En fin, siento un vacío espiritual tremendo. Como una especie de melancolía que sólo «se cura» a través del trabajo espiritual. Por más que quiera, yo qué sé, hacer yoga, comer mejor, o cualquier historia, por encima de todo ello, hay una vocecilla que me señala el agujero en el estómago y me dice «¿Ves eso, Sara? pon la atención ahí». Pero no, no suelo «mirarme«.

Ahora mismo, este nudo, este vacío, está haciendo gala de presencia, mientras suena «Why?…» de Enigma. Yo también me pregunto por qué.

Mi precioso Nokkem (dcha) junto a Mía (izq)

Mi prioridad ahora mismo es volver a la Consciencia, poquito a poco. La verdad es que llevo tiempo sin leer nada relacionado con el mundo espiritual. Además, lo último que vi en YouTube dista mucho de ser «espiritual», más bien, todo lo contrario…

Creo que voy a dedicar estar tarde para, sencillamente, estar tirada en la cama escuchando música. Estoy un poco preocupada, llevo unos días que estoy respirando fatal…

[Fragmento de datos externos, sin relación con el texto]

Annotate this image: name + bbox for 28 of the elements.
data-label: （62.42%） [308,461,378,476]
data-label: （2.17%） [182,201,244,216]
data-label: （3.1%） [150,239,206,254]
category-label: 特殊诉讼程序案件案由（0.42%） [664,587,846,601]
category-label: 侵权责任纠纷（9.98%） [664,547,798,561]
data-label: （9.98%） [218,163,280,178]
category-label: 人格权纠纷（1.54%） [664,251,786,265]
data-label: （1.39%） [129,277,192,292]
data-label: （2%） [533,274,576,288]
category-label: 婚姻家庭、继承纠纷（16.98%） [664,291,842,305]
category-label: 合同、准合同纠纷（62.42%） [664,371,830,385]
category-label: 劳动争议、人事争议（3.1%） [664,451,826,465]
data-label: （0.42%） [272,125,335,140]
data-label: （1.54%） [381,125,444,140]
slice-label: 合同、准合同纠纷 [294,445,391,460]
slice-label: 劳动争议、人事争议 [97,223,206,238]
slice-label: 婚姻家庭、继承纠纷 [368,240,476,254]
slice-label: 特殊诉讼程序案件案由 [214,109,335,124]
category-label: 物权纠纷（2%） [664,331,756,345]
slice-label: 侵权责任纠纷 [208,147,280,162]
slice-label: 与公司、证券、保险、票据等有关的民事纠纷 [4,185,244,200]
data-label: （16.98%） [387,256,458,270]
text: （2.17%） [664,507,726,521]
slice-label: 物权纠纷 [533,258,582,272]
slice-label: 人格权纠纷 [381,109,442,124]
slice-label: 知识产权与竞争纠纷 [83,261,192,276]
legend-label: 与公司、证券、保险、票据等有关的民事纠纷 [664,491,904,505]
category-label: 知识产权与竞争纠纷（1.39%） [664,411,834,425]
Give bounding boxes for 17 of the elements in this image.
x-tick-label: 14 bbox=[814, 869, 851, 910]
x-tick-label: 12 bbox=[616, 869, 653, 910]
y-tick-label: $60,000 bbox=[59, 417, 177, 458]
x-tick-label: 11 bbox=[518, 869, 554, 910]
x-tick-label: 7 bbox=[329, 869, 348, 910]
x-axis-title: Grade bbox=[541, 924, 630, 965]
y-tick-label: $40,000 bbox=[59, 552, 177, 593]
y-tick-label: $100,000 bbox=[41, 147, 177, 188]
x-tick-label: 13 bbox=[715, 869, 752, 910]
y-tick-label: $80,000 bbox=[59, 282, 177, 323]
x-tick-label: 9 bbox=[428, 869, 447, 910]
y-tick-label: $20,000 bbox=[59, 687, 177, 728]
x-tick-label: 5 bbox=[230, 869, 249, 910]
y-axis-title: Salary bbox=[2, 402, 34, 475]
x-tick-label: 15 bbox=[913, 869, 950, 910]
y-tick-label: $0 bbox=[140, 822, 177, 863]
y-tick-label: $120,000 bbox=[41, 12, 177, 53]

Qué lejos se veían los días en que éramos libres de salir y entrar… y no lo valorábamos. De qué sirve tener internet, la despensa llena o Netflix si no nos sentimos libres. Es buen momento para valorar todo aquello que, con tanto pesar, echamos de menos de nuestra antigua vida cotidiana: los paseos, las sonrisas, el viento acariciándote la cara, el olor de la hierba…

Hasta que nos olamos 🙂

Foto de portada: Jelly. Es una gatita medio ciega y muy habladora.

4 Replies to “Diario de una cuarentena (II): caída a la oscuridad”

  1. Menos mal que paraste en buen sitio,esa es la suerte! bueno y que no trabajes ya cara al publico,que es más peligroso xDDD ahora es tiempo de pararse,y pensar. sobre todo el resto. 🙂
    Yo voy a trabajar a la casa de campo,en un obra,estoy solo con mi padre…menos mal :$ mientra por las tarde tengo entretenimiento tambien con el huerto y por la casa xDD
    Mira el correo y te enseño más! cuidate esa tos porcierto!! un abrazote

    1. Ya vi tu foto y vídeo, nada mal tu huerto. Espero que ese trabajillo también te permita a ti pensar y reflexionar. No sé si será divertido trabajar en la casa de campo, pero seguro que es entretenido al menos. Un abrazo.